In the rematch, Woods had 24 points and Overton 21 in a 94-84 victory at Reitz Arena on Jan. 17.
The key will be the health of Overton. "He gives them a whole different dimension, runs the show," said Campbell. "He knows where to give Randy Woods the ball and when things are getting out of hand."
Not only would La Salle miss Overton's generalship and saavy, but also the depth. Morris prefers to go to a basic eight-man unit when Overton is healthy, and Schneider usually plays at least 10 or 11, a luxury he has with guard Dave Wojcik back from an injury.
"At tournament time, when you have to play three days in a row, you have to shoot well," said Schneider. "That's the key, if the ball's going in."
Three of the past four consecutive losses have been close. The first was a four-overtime, 98-96 game at Niagara, the last a three-overtime, 95-92 loss at home to St. Peter's. A third was a two-point verdict against Fairfield. Only once were the Greyhounds beaten soundly in that span.
"It's not like it was a catastrophe being blown out four times in a row," said Schneider. "And we have more poise and patience offensively and defensively than last year."
Campbell said: "We have a lot of confidence. The losses took air out of our sails, but at the same time the games gave us reassurance that we can play with the better teams in the league. We've made a lot of headway this year, and I think right now is the best time to catch La Salle."
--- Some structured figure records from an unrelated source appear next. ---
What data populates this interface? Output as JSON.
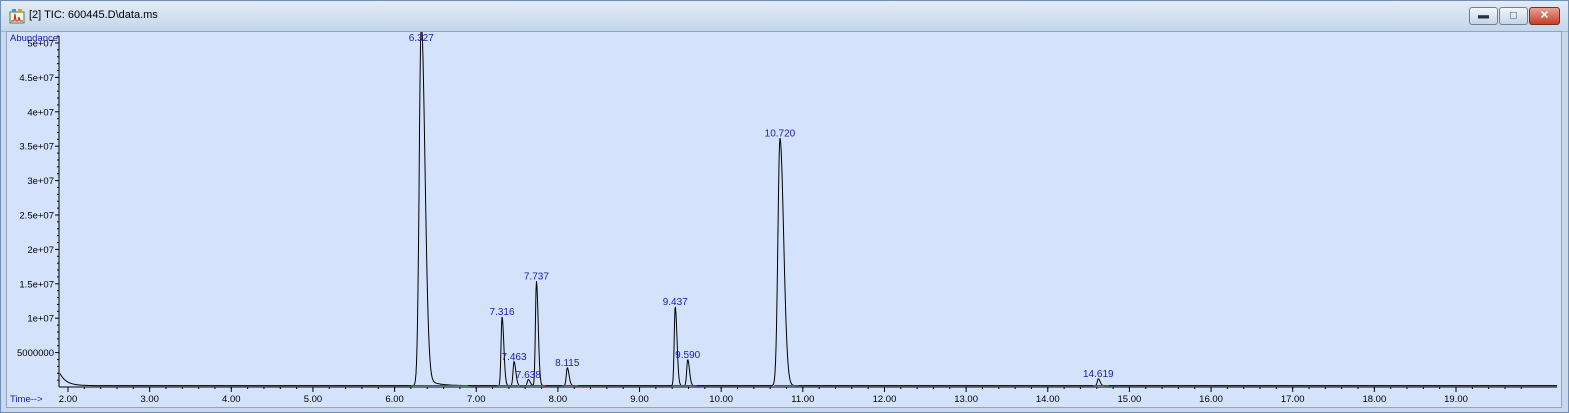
{
  "window": {
    "title": "[2] TIC: 600445.D\\data.ms",
    "minimize_glyph": "▬",
    "maximize_glyph": "□",
    "close_glyph": "✕",
    "icon": "chromatogram-app-icon"
  },
  "chart_data": {
    "type": "line",
    "ylabel": "Abundance",
    "xlabel": "Time-->",
    "xlim": [
      1.9,
      20.0
    ],
    "ylim": [
      0,
      52000000
    ],
    "x_ticks": [
      "2.00",
      "3.00",
      "4.00",
      "5.00",
      "6.00",
      "7.00",
      "8.00",
      "9.00",
      "10.00",
      "11.00",
      "12.00",
      "13.00",
      "14.00",
      "15.00",
      "16.00",
      "17.00",
      "18.00",
      "19.00"
    ],
    "y_ticks": [
      {
        "value": 5000000,
        "label": "5000000"
      },
      {
        "value": 10000000,
        "label": "1e+07"
      },
      {
        "value": 15000000,
        "label": "1.5e+07"
      },
      {
        "value": 20000000,
        "label": "2e+07"
      },
      {
        "value": 25000000,
        "label": "2.5e+07"
      },
      {
        "value": 30000000,
        "label": "3e+07"
      },
      {
        "value": 35000000,
        "label": "3.5e+07"
      },
      {
        "value": 40000000,
        "label": "4e+07"
      },
      {
        "value": 45000000,
        "label": "4.5e+07"
      },
      {
        "value": 50000000,
        "label": "5e+07"
      }
    ],
    "line_color": "#000000",
    "baseline_color": "#d02020",
    "label_color": "#1a1ab5",
    "peaks": [
      {
        "rt": 6.327,
        "label": "6.327",
        "height": 51500000
      },
      {
        "rt": 7.316,
        "label": "7.316",
        "height": 10000000
      },
      {
        "rt": 7.463,
        "label": "7.463",
        "height": 3500000
      },
      {
        "rt": 7.638,
        "label": "7.638",
        "height": 900000
      },
      {
        "rt": 7.737,
        "label": "7.737",
        "height": 15200000
      },
      {
        "rt": 8.115,
        "label": "8.115",
        "height": 2600000
      },
      {
        "rt": 9.437,
        "label": "9.437",
        "height": 11500000
      },
      {
        "rt": 9.59,
        "label": "9.590",
        "height": 3800000
      },
      {
        "rt": 10.72,
        "label": "10.720",
        "height": 36000000
      },
      {
        "rt": 14.619,
        "label": "14.619",
        "height": 1000000
      }
    ]
  }
}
Last season, when Loyola finished with a 4-24 record, this kind of positive outlook would have been foolhardy. But Schneider has been encouraged by a winning non-conference record, victories over all the Baltimore-area teams Loyola played and the tripling of wins overall.
"I'm not disappointed," he said. 'But I'm not pleased either because of the last four. I think anything can happen."
The tournament opens tonight at 8 with Fairfield and Canisius playing in the qualifying game for eighth and ninth seeds. If Loyola upsets La Salle, it will play Sunday night against the St. Peter's-Niagara survivor. The final, at 7:30 p.m. Monday, will be televised by ESPN.
Schneider is hopeful that the 12,000 to 14,000 Siena fans expected for the quarterfinal following his "will be in our favor. At least I hope my friends are."